Hope Mine, situated not far from the town center, passed for a veritable Tower of Babel. It was the main bone of contention between the various protagonists, who fought over it until the last drop of sweat. The numerous security firms didn’t live together in perfect harmony. They functioned according to mood, the tourists, and the interests on that day’s agenda. They were hard to manipulate. They betrayed each other, battled each other, hit it off with each other, doggedly harried the suicidals, plotted on behalf of the dissident General, and gathered the scraps from the tourists of British descent.

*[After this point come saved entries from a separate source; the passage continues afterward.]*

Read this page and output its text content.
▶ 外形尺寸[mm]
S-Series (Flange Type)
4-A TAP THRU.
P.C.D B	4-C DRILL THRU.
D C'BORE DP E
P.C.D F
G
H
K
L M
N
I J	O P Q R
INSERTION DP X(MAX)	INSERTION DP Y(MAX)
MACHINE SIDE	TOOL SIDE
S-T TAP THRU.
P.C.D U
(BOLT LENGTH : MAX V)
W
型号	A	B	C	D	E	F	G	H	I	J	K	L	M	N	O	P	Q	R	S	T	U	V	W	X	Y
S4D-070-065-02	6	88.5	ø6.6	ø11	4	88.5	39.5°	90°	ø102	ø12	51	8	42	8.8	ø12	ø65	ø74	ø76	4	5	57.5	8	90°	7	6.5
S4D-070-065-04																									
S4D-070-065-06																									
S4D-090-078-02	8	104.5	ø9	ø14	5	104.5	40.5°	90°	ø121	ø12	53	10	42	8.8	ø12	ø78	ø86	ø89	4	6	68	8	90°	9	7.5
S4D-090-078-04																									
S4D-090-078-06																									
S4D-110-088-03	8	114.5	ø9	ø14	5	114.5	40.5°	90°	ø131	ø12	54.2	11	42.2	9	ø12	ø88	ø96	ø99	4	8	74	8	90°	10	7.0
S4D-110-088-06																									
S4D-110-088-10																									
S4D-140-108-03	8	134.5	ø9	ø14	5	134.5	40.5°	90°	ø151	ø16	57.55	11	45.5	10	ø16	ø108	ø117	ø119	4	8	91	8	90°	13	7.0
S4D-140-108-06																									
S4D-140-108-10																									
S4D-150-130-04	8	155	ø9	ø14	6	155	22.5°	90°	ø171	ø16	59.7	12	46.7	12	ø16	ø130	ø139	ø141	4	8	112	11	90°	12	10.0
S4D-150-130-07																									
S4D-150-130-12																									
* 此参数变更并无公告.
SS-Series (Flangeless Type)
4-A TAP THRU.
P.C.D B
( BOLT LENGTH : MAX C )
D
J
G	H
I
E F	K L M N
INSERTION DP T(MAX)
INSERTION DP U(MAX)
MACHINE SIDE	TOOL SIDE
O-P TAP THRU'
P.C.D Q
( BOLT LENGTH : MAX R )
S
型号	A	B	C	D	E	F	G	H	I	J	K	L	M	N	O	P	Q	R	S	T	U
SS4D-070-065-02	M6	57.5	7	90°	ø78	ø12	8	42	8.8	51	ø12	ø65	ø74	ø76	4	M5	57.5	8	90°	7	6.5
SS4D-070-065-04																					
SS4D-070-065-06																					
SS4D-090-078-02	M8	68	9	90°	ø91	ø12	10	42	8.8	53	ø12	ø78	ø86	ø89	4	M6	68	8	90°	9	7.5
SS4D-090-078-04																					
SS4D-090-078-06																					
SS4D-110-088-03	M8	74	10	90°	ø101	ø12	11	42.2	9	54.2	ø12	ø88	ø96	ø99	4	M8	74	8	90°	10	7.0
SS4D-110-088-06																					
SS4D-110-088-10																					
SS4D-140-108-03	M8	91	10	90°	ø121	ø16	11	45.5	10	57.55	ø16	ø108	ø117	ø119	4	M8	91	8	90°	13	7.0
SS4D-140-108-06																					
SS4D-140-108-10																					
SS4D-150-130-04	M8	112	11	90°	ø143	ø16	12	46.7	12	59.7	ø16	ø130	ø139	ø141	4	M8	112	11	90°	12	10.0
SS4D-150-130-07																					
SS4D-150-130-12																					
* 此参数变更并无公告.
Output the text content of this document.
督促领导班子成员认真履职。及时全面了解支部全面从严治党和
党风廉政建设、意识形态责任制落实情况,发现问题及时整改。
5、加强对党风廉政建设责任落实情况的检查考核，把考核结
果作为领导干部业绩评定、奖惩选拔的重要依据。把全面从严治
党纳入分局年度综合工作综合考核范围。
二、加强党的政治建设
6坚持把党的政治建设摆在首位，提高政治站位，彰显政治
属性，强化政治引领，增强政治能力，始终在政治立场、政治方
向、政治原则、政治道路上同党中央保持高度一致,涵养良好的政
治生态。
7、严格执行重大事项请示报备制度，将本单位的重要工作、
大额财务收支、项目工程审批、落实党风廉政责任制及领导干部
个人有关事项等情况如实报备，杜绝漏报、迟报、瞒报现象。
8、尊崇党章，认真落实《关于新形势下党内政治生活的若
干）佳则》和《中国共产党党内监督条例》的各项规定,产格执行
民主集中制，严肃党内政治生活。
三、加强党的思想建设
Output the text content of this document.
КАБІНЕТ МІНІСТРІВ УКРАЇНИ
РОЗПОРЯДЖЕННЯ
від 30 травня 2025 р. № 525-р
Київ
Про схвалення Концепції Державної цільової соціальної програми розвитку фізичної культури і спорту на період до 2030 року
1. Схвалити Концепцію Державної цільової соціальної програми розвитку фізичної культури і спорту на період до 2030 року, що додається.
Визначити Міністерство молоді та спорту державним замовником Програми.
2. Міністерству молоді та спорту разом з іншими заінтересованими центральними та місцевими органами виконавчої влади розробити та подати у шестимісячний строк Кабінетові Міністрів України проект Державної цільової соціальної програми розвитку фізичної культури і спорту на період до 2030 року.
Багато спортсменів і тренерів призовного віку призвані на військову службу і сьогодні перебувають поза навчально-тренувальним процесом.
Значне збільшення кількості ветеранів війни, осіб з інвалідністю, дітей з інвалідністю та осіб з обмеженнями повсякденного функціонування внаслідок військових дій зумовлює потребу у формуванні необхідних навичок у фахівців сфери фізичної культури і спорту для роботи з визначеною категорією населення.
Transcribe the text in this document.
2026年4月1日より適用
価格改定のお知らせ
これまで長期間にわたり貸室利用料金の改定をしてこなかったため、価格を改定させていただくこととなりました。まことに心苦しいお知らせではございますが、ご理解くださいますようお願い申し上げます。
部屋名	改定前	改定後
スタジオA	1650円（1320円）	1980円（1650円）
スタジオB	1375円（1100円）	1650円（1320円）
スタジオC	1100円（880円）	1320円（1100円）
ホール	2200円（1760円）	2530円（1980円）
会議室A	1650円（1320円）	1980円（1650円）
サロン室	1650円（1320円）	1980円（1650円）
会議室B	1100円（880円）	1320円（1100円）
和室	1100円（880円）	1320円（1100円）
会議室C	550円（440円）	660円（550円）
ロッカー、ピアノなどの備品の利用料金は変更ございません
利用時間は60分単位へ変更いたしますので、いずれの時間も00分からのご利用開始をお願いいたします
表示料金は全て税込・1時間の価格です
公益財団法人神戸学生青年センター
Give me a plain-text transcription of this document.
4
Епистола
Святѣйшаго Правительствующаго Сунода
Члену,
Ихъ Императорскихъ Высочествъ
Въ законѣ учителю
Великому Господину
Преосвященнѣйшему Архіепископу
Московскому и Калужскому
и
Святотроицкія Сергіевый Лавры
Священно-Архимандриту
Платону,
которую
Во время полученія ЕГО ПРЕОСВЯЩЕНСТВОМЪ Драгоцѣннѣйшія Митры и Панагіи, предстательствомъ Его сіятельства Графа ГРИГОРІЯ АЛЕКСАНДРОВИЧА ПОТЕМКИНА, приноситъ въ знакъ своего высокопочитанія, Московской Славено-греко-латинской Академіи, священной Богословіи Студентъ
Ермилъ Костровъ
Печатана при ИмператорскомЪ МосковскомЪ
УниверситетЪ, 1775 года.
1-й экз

When they were a few minutes from the Polygon, Dragon and Mortal Combat went scouting ahead. They weren’t long in returning.

“The way is clear.”

Requiem cocked his gun:

“Shoot at anything that moves!”

Hope Mine was the oldest of all the mines in the City-State, and it drew the most prospectors. A high wall studded with barbed wire ran around it, enclosing an area twenty-one miles by twenty-five. It contained warehouses, prefabricated sheds, old locomotives, boxcars, and jalopies from the Second Republic. It was renowned for its subterranean galleries packed with all kinds of minerals. To the northwest of this site with its Martian soil lay the famous Polygon: mounds of stones and craters potentially rich in iron, cobalt, zinc, and cassiterite. The gossip drifting around Tram 83, the Singapore bar-restaurant, and even the Face-to-Face brothel run by Aunty, known as Body-to-Body Granny to her friends, highlighted the fact that even in the farthest lands, beyond Muanda and even Beach Ngobila, Brazzaville, and Gibraltar, there were to be found men who studied Hope Mine and knew it by heart. One must be wary of these unsubstantiated rumors reeled off between a pair of breasts, a salsa variant, and a vodka poured by a busgirl peeved at a baby-chick pinching from right under her nose a client upon whom rested her every hope.